The battle of the budget
Against this backdrop, 19% of South Africans’ monthly budget allocation currently goes towards food and beverages at home, 17% to housing (rent, mortgage and utilities etc) and 10% on education. Interestingly, South Africans allocate the same amount of their budget (9%) to communication services like mobile phone landline, internet, cable tv etc and the daily grind of routine transport.
In terms of whether South Africans have any spare cash, 80% say yes. The highest number of consumers 47% (up from 45% in the previous quarter) put their disposable income into savings, followed by 34% paying off debts, credit cards and loans. Twenty seven percent of respondents said they would spend it on new clothes, while 23% said they would spend their spare cash on out of home entertainment, which may well be due to the need for a respite from the day to day realities of their lives.
Looking at how South Africans have adapted to the current wallet squeeze scenario, 84% of South Africans say they have changed their spending to save on household expenses.
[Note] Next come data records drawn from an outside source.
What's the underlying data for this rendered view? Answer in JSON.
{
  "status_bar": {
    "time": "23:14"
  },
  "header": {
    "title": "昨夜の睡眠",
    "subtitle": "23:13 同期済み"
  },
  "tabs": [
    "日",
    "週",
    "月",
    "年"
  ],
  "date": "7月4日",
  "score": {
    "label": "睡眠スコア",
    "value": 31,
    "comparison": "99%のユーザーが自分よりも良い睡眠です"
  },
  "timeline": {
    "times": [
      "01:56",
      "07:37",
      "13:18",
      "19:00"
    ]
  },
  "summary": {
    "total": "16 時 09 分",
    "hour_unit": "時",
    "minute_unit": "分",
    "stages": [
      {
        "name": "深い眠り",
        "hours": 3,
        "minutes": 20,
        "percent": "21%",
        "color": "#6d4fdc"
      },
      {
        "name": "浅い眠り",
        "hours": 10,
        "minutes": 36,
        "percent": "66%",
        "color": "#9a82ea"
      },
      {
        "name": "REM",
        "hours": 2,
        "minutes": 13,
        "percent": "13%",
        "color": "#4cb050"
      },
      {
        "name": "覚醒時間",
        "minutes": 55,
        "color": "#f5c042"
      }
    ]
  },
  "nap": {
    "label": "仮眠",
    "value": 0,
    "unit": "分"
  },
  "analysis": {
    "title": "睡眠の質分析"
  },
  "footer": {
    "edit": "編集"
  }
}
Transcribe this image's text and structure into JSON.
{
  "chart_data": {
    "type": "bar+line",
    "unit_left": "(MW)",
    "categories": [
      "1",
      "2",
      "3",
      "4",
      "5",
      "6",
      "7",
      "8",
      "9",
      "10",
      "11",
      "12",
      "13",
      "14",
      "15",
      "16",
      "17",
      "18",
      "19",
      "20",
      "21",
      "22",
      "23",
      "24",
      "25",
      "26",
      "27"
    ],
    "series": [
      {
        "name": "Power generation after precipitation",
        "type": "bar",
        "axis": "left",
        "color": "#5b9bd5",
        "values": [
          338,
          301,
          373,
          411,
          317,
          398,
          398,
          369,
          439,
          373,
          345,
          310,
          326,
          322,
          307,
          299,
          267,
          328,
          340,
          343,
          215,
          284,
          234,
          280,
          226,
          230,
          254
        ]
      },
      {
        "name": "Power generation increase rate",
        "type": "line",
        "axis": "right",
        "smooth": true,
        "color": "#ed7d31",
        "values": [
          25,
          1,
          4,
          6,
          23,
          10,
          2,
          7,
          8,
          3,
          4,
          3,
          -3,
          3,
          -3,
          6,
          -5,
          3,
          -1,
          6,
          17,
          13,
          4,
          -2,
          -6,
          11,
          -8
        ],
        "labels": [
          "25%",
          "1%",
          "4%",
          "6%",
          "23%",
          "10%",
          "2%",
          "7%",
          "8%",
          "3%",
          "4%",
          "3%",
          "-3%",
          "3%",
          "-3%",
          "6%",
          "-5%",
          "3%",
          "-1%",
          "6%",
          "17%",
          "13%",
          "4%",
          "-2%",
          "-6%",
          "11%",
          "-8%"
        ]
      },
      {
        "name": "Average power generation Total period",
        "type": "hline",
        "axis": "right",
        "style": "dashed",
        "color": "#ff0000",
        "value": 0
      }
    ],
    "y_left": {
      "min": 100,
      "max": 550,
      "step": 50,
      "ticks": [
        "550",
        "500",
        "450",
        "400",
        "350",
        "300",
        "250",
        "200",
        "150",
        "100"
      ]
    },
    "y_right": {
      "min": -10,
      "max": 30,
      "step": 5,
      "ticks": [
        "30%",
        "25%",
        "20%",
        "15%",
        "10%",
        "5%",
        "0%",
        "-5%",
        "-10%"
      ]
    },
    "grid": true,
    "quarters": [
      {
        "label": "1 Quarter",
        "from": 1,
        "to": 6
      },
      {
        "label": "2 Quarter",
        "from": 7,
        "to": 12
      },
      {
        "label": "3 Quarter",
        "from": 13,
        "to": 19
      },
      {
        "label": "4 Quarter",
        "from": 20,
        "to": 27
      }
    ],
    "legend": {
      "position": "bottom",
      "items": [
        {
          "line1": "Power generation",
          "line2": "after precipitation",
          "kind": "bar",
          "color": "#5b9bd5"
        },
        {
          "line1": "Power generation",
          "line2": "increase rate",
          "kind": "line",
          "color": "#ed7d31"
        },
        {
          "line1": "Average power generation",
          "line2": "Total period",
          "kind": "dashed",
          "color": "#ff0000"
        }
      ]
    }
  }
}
The top action they have taken to save on money is cutting down on takeaway meals (61%) followed by spending less on new clothes (56%) and switching to cheaper grocery brands (49%, although this is a seven point improvement over the 56% it was in the previous quarter).
In terms of their outlook, 74% South Africans think the country is currently in a recession, versus 78% in the previous quarter. When it comes to their top concerns, 30% of South Africans cite the economy as their top concern, followed by job security at 26%, crime at 21% and increasing fuel prices also at 21%.
Where to from here?
Looking to the future, there has been a one point increase in the number of South Africans who view their job prospects as excellent or good to 33%, with those who say the state of their personal finances over the next 12 months will be excellent or good, having increased by three points to 66%. There has also been a positive uptake when it comes to spending intentions, with a two point increase to 31% South African consumers who feel now is a good or excellent time to purchase what they need or want.
Commenting on this unfolding scenario Botha comments; “South African consumer sentiment is stable at present off the back of positive movement during the last three quarters. It will be interesting to see how consumer confidence and spending intentions are impacted by macro-economic factors and consumers’ personal outlook in the months to come.”